Amazon | + 4.69% 5 days
Amazon Inc.AMZN posted strong-than-expected first-quarter results Thursday, as rising revenue from the web services division sent stocks a record high in after-hours trading.
Amazon said net income for the three months ended March was $ 15.79 per share, more than three times last year’s $ 5.01 total and excellent on Street’s consensus forecast of $ 9.54 per share. Amazon Group revenue said it rose 44 percent from a year ago to $ 108.5 billion, above analysts’ estimate of $ 104.55 billion.
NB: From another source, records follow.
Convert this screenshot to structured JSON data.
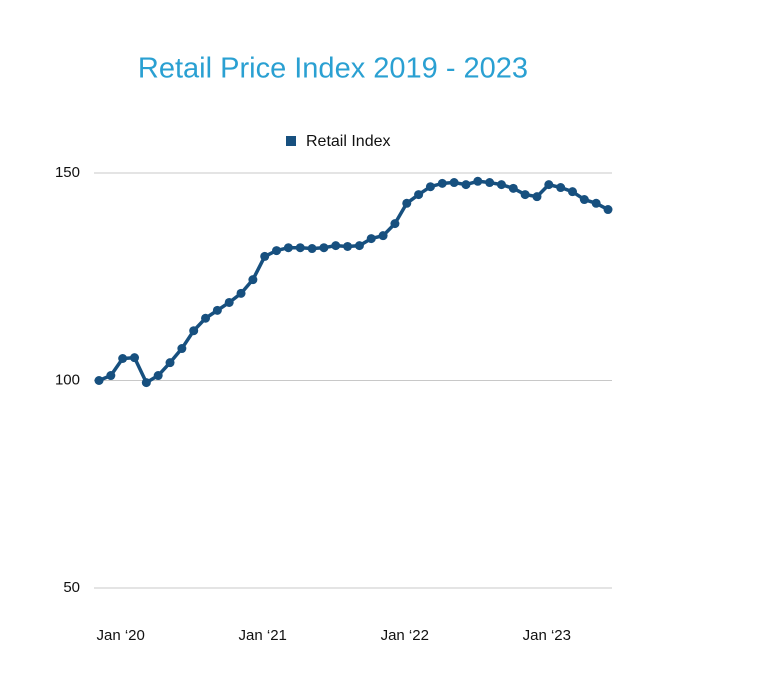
{
  "chart_data": {
    "type": "line",
    "title": "Retail Price Index 2019 - 2023",
    "categories": [
      null,
      null,
      "Jan ‘20",
      null,
      null,
      null,
      null,
      null,
      null,
      null,
      null,
      null,
      null,
      null,
      "Jan ‘21",
      null,
      null,
      null,
      null,
      null,
      null,
      null,
      null,
      null,
      null,
      null,
      "Jan ‘22",
      null,
      null,
      null,
      null,
      null,
      null,
      null,
      null,
      null,
      null,
      null,
      "Jan ‘23",
      null,
      null,
      null,
      null,
      null
    ],
    "series": [
      {
        "name": "Retail Index",
        "color": "#17507f",
        "values": [
          100,
          101.2,
          105.3,
          105.5,
          99.5,
          101.2,
          104.3,
          107.7,
          112,
          115,
          116.9,
          118.8,
          121,
          124.3,
          129.9,
          131.3,
          132,
          132,
          131.8,
          132,
          132.5,
          132.3,
          132.5,
          134.2,
          134.9,
          137.8,
          142.7,
          144.8,
          146.7,
          147.5,
          147.7,
          147.2,
          148,
          147.7,
          147.2,
          146.3,
          144.8,
          144.3,
          147.2,
          146.5,
          145.5,
          143.6,
          142.7,
          141.2
        ]
      }
    ],
    "ylim": [
      50,
      150
    ],
    "yticks": [
      50,
      100,
      150
    ],
    "grid": true,
    "legend": "top"
  }
}
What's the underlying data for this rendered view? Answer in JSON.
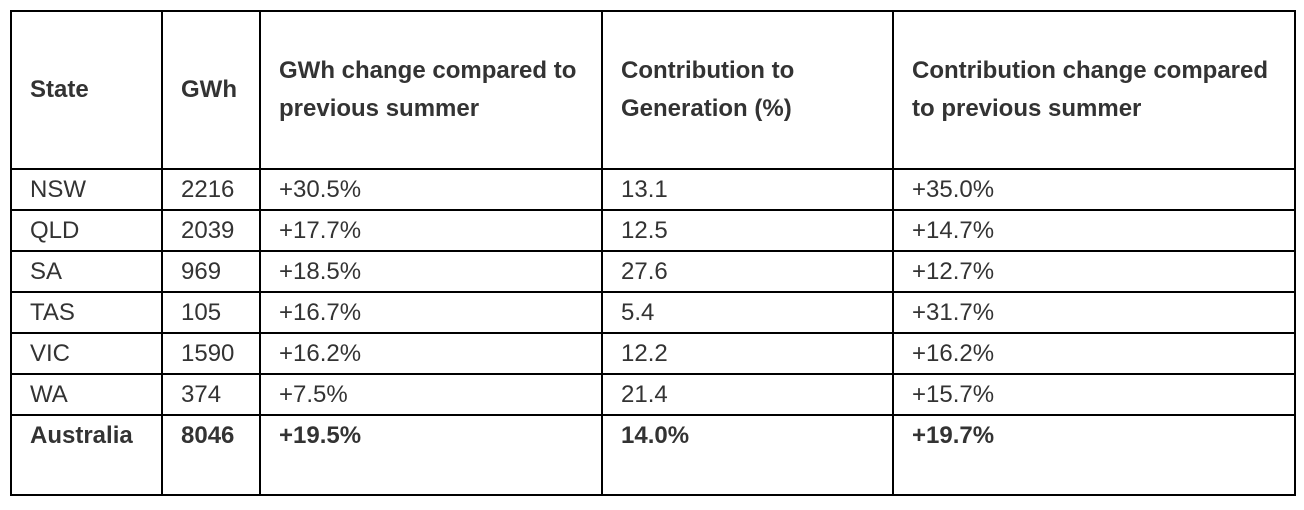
{
  "table": {
    "headers": [
      "State",
      "GWh",
      "GWh change compared to previous summer",
      "Contribution to Generation (%)",
      "Contribution change compared to previous summer"
    ],
    "rows": [
      [
        "NSW",
        "2216",
        "+30.5%",
        "13.1",
        "+35.0%"
      ],
      [
        "QLD",
        "2039",
        "+17.7%",
        "12.5",
        "+14.7%"
      ],
      [
        "SA",
        "969",
        "+18.5%",
        "27.6",
        "+12.7%"
      ],
      [
        "TAS",
        "105",
        "+16.7%",
        "5.4",
        "+31.7%"
      ],
      [
        "VIC",
        "1590",
        "+16.2%",
        "12.2",
        "+16.2%"
      ],
      [
        "WA",
        "374",
        "+7.5%",
        "21.4",
        "+15.7%"
      ]
    ],
    "total": [
      "Australia",
      "8046",
      "+19.5%",
      "14.0%",
      "+19.7%"
    ]
  }
}
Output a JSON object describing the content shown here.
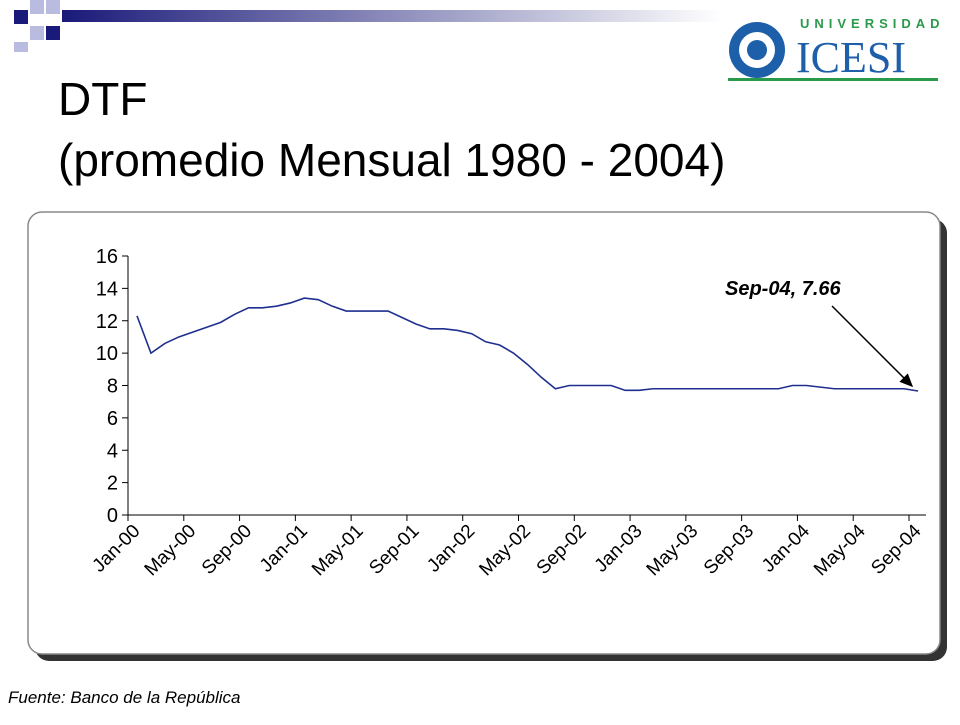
{
  "title": "DTF",
  "subtitle": "(promedio Mensual 1980 - 2004)",
  "logo": {
    "top": "UNIVERSIDAD",
    "name": "ICESI"
  },
  "source": "Fuente:  Banco de la República",
  "chart_data": {
    "type": "line",
    "categories": [
      "Jan-00",
      null,
      null,
      null,
      "May-00",
      null,
      null,
      null,
      "Sep-00",
      null,
      null,
      null,
      "Jan-01",
      null,
      null,
      null,
      "May-01",
      null,
      null,
      null,
      "Sep-01",
      null,
      null,
      null,
      "Jan-02",
      null,
      null,
      null,
      "May-02",
      null,
      null,
      null,
      "Sep-02",
      null,
      null,
      null,
      "Jan-03",
      null,
      null,
      null,
      "May-03",
      null,
      null,
      null,
      "Sep-03",
      null,
      null,
      null,
      "Jan-04",
      null,
      null,
      null,
      "May-04",
      null,
      null,
      null,
      "Sep-04"
    ],
    "values": [
      12.3,
      10.0,
      10.6,
      11.0,
      11.3,
      11.6,
      11.9,
      12.4,
      12.8,
      12.8,
      12.9,
      13.1,
      13.4,
      13.3,
      12.9,
      12.6,
      12.6,
      12.6,
      12.6,
      12.2,
      11.8,
      11.5,
      11.5,
      11.4,
      11.2,
      10.7,
      10.5,
      10.0,
      9.3,
      8.5,
      7.8,
      8.0,
      8.0,
      8.0,
      8.0,
      7.7,
      7.7,
      7.8,
      7.8,
      7.8,
      7.8,
      7.8,
      7.8,
      7.8,
      7.8,
      7.8,
      7.8,
      8.0,
      8.0,
      7.9,
      7.8,
      7.8,
      7.8,
      7.8,
      7.8,
      7.8,
      7.66
    ],
    "color": "#1f2f8f",
    "ylim": [
      0,
      16
    ],
    "yticks": [
      0,
      2,
      4,
      6,
      8,
      10,
      12,
      14,
      16
    ],
    "annotation": "Sep-04, 7.66"
  }
}
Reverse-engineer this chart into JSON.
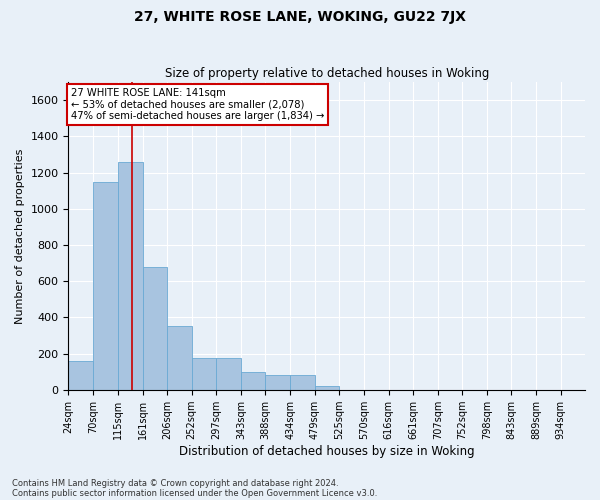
{
  "title": "27, WHITE ROSE LANE, WOKING, GU22 7JX",
  "subtitle": "Size of property relative to detached houses in Woking",
  "xlabel": "Distribution of detached houses by size in Woking",
  "ylabel": "Number of detached properties",
  "footnote1": "Contains HM Land Registry data © Crown copyright and database right 2024.",
  "footnote2": "Contains public sector information licensed under the Open Government Licence v3.0.",
  "annotation_line1": "27 WHITE ROSE LANE: 141sqm",
  "annotation_line2": "← 53% of detached houses are smaller (2,078)",
  "annotation_line3": "47% of semi-detached houses are larger (1,834) →",
  "bar_color": "#a8c4e0",
  "bar_edge_color": "#6aaad4",
  "redline_x": 141,
  "redline_color": "#cc0000",
  "categories": [
    "24sqm",
    "70sqm",
    "115sqm",
    "161sqm",
    "206sqm",
    "252sqm",
    "297sqm",
    "343sqm",
    "388sqm",
    "434sqm",
    "479sqm",
    "525sqm",
    "570sqm",
    "616sqm",
    "661sqm",
    "707sqm",
    "752sqm",
    "798sqm",
    "843sqm",
    "889sqm",
    "934sqm"
  ],
  "bin_edges": [
    24,
    70,
    115,
    161,
    206,
    252,
    297,
    343,
    388,
    434,
    479,
    525,
    570,
    616,
    661,
    707,
    752,
    798,
    843,
    889,
    934,
    979
  ],
  "bar_heights": [
    160,
    1150,
    1260,
    680,
    350,
    175,
    175,
    100,
    80,
    80,
    20,
    0,
    0,
    0,
    0,
    0,
    0,
    0,
    0,
    0,
    0
  ],
  "ylim": [
    0,
    1700
  ],
  "yticks": [
    0,
    200,
    400,
    600,
    800,
    1000,
    1200,
    1400,
    1600
  ],
  "background_color": "#e8f0f8",
  "plot_bg_color": "#e8f0f8",
  "grid_color": "#ffffff",
  "annotation_box_color": "#ffffff",
  "annotation_box_edge": "#cc0000",
  "fig_width": 6.0,
  "fig_height": 5.0,
  "dpi": 100
}
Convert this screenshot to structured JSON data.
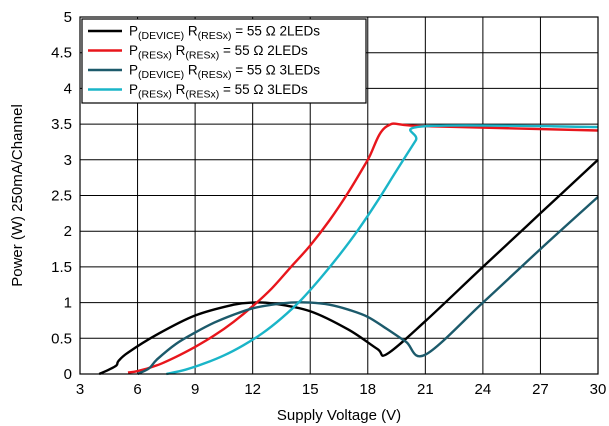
{
  "chart_data": {
    "type": "line",
    "title": "",
    "xlabel": "Supply Voltage (V)",
    "ylabel": "Power (W) 250mA/Channel",
    "xlim": [
      3,
      30
    ],
    "ylim": [
      0,
      5
    ],
    "x_ticks": [
      "3",
      "6",
      "9",
      "12",
      "15",
      "18",
      "21",
      "24",
      "27",
      "30"
    ],
    "y_ticks": [
      "0",
      "0.5",
      "1",
      "1.5",
      "2",
      "2.5",
      "3",
      "3.5",
      "4",
      "4.5",
      "5"
    ],
    "grid": true,
    "legend_position": "top-left",
    "series": [
      {
        "name": "P(DEVICE) R(RESx) = 55 Ω 2LEDs",
        "legend": {
          "main": "P",
          "sub1": "(DEVICE)",
          "mid": " R",
          "sub2": "(RESx)",
          "rest": " = 55 Ω 2LEDs"
        },
        "color": "#000000",
        "points": [
          [
            4,
            0.0
          ],
          [
            4.5,
            0.06
          ],
          [
            4.9,
            0.12
          ],
          [
            5.0,
            0.18
          ],
          [
            5.5,
            0.3
          ],
          [
            7,
            0.55
          ],
          [
            9,
            0.82
          ],
          [
            11,
            0.97
          ],
          [
            12,
            1.0
          ],
          [
            13,
            0.99
          ],
          [
            15,
            0.88
          ],
          [
            17,
            0.62
          ],
          [
            18.5,
            0.35
          ],
          [
            19,
            0.28
          ],
          [
            21,
            0.74
          ],
          [
            24,
            1.5
          ],
          [
            27,
            2.25
          ],
          [
            30,
            3.0
          ]
        ]
      },
      {
        "name": "P(RESx) R(RESx) = 55 Ω 2LEDs",
        "legend": {
          "main": "P",
          "sub1": "(RESx)",
          "mid": " R",
          "sub2": "(RESx)",
          "rest": " = 55 Ω 2LEDs"
        },
        "color": "#e8161c",
        "points": [
          [
            5.5,
            0.02
          ],
          [
            6,
            0.04
          ],
          [
            7,
            0.12
          ],
          [
            8,
            0.24
          ],
          [
            9,
            0.38
          ],
          [
            10,
            0.54
          ],
          [
            11,
            0.73
          ],
          [
            12,
            0.95
          ],
          [
            13,
            1.2
          ],
          [
            14,
            1.5
          ],
          [
            15,
            1.8
          ],
          [
            16,
            2.15
          ],
          [
            17,
            2.55
          ],
          [
            18,
            3.0
          ],
          [
            19,
            3.47
          ],
          [
            21,
            3.47
          ],
          [
            30,
            3.41
          ]
        ]
      },
      {
        "name": "P(DEVICE) R(RESx) = 55 Ω 3LEDs",
        "legend": {
          "main": "P",
          "sub1": "(DEVICE)",
          "mid": " R",
          "sub2": "(RESx)",
          "rest": " = 55 Ω 3LEDs"
        },
        "color": "#1c5a6b",
        "points": [
          [
            6,
            0.0
          ],
          [
            6.6,
            0.08
          ],
          [
            7,
            0.2
          ],
          [
            8,
            0.42
          ],
          [
            9,
            0.58
          ],
          [
            10,
            0.72
          ],
          [
            11,
            0.83
          ],
          [
            12,
            0.92
          ],
          [
            13,
            0.97
          ],
          [
            14,
            1.0
          ],
          [
            15,
            1.0
          ],
          [
            16,
            0.97
          ],
          [
            17,
            0.9
          ],
          [
            18,
            0.8
          ],
          [
            19,
            0.63
          ],
          [
            20,
            0.45
          ],
          [
            21,
            0.27
          ],
          [
            24,
            1.0
          ],
          [
            27,
            1.75
          ],
          [
            30,
            2.48
          ]
        ]
      },
      {
        "name": "P(RESx) R(RESx) = 55 Ω 3LEDs",
        "legend": {
          "main": "P",
          "sub1": "(RESx)",
          "mid": " R",
          "sub2": "(RESx)",
          "rest": " = 55 Ω 3LEDs"
        },
        "color": "#1ab5c8",
        "points": [
          [
            7.5,
            0.0
          ],
          [
            8.5,
            0.06
          ],
          [
            9.5,
            0.15
          ],
          [
            10.5,
            0.26
          ],
          [
            11.5,
            0.4
          ],
          [
            12.5,
            0.57
          ],
          [
            13.5,
            0.78
          ],
          [
            14.5,
            1.03
          ],
          [
            15.5,
            1.33
          ],
          [
            16.5,
            1.66
          ],
          [
            17.5,
            2.02
          ],
          [
            18.5,
            2.42
          ],
          [
            19.5,
            2.85
          ],
          [
            20.5,
            3.27
          ],
          [
            21,
            3.47
          ],
          [
            30,
            3.46
          ]
        ]
      }
    ]
  }
}
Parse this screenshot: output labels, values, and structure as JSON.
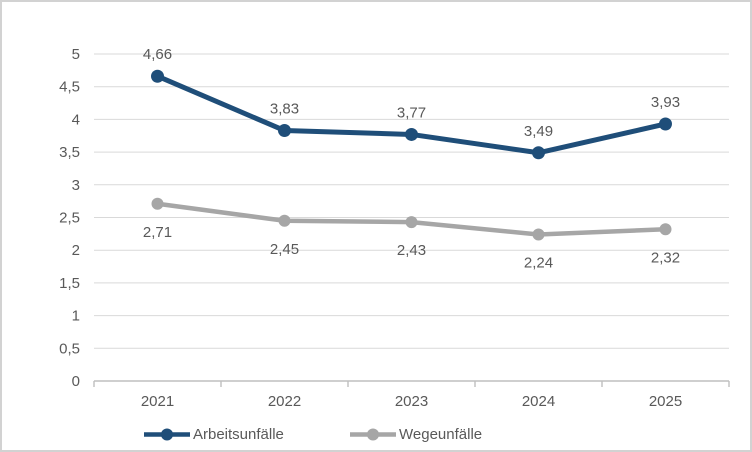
{
  "colors": {
    "background": "#ffffff",
    "frame_border": "#d2d2d2",
    "gridline": "#d9d9d9",
    "axis_line": "#bfbfbf",
    "label_text": "#595959",
    "series_arbeitsunfaelle": "#1f4e79",
    "series_wegeunfaelle": "#a6a6a6"
  },
  "chart_data": {
    "type": "line",
    "title": "",
    "xlabel": "",
    "ylabel": "",
    "categories": [
      "2021",
      "2022",
      "2023",
      "2024",
      "2025"
    ],
    "series": [
      {
        "name": "Arbeitsunfälle",
        "color": "#1f4e79",
        "values": [
          4.66,
          3.83,
          3.77,
          3.49,
          3.93
        ],
        "data_labels": [
          "4,66",
          "3,83",
          "3,77",
          "3,49",
          "3,93"
        ],
        "label_position": "above"
      },
      {
        "name": "Wegeunfälle",
        "color": "#a6a6a6",
        "values": [
          2.71,
          2.45,
          2.43,
          2.24,
          2.32
        ],
        "data_labels": [
          "2,71",
          "2,45",
          "2,43",
          "2,24",
          "2,32"
        ],
        "label_position": "below"
      }
    ],
    "ylim": [
      0,
      5
    ],
    "y_tick_step": 0.5,
    "y_tick_labels": [
      "0",
      "0,5",
      "1",
      "1,5",
      "2",
      "2,5",
      "3",
      "3,5",
      "4",
      "4,5",
      "5"
    ],
    "decimal_separator": ",",
    "grid": true,
    "legend_position": "bottom",
    "markers": true
  }
}
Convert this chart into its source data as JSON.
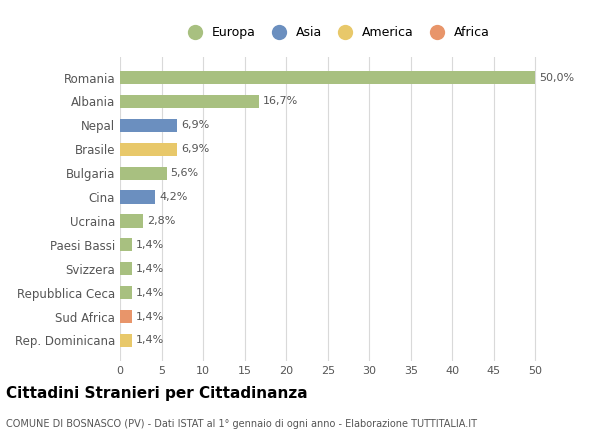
{
  "categories": [
    "Romania",
    "Albania",
    "Nepal",
    "Brasile",
    "Bulgaria",
    "Cina",
    "Ucraina",
    "Paesi Bassi",
    "Svizzera",
    "Repubblica Ceca",
    "Sud Africa",
    "Rep. Dominicana"
  ],
  "values": [
    50.0,
    16.7,
    6.9,
    6.9,
    5.6,
    4.2,
    2.8,
    1.4,
    1.4,
    1.4,
    1.4,
    1.4
  ],
  "labels": [
    "50,0%",
    "16,7%",
    "6,9%",
    "6,9%",
    "5,6%",
    "4,2%",
    "2,8%",
    "1,4%",
    "1,4%",
    "1,4%",
    "1,4%",
    "1,4%"
  ],
  "colors": [
    "#a8c080",
    "#a8c080",
    "#6b8fbf",
    "#e8c86a",
    "#a8c080",
    "#6b8fbf",
    "#a8c080",
    "#a8c080",
    "#a8c080",
    "#a8c080",
    "#e8956a",
    "#e8c86a"
  ],
  "legend_labels": [
    "Europa",
    "Asia",
    "America",
    "Africa"
  ],
  "legend_colors": [
    "#a8c080",
    "#6b8fbf",
    "#e8c86a",
    "#e8956a"
  ],
  "title": "Cittadini Stranieri per Cittadinanza",
  "subtitle": "COMUNE DI BOSNASCO (PV) - Dati ISTAT al 1° gennaio di ogni anno - Elaborazione TUTTITALIA.IT",
  "xlim": [
    0,
    52
  ],
  "xticks": [
    0,
    5,
    10,
    15,
    20,
    25,
    30,
    35,
    40,
    45,
    50
  ],
  "bg_color": "#ffffff",
  "grid_color": "#d9d9d9"
}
TheStreet Quant Ratings rates Amazon as purchases with a B rating score.
Netflix | -0.50% 5 days
Netflix (NFLX– Receive a report Its earnings report and said it expects to add about 1 million new subscribers to the streaming service this quarter, a figure well below the estimate of 4.8 million. In the weaker-than-expected March quarter of 3.98 million, missed analysts’ estimate of 6.25 million. road Martin Baccardax noted.
Netflix shares plunged after Los Gatos, Calif., The streaming giant beat Wall Street’s first-quarter earnings forecast on Tuesday, but fell on Cramer’s subscription growth in his column, Real. Money last week said why he still believes Netflix has a place in FAANG.
TheStreet Quant Ratings rated Netflix as purchases with a B rating rating.
Letters | + 6.30% 5 days
Letters (GOOGL– Receive a report Shares rose on Wednesday after Google’s parents and YouTube owners reported outperformed first-quarter results, prompting a group of Wall Street analysts to raise a one-year price target for the shares.
Alphabet reported earnings on Tuesday of $ 17.93 billion, or $ 26.29 per share, compared to $ 6.84 billion, or $ 9.87 per share, last year.Total revenue $ 55.31 billion, up from $ 44.16 billion a year. Last
TheStreet Quant Ratings points letters as purchases with a rating score of A.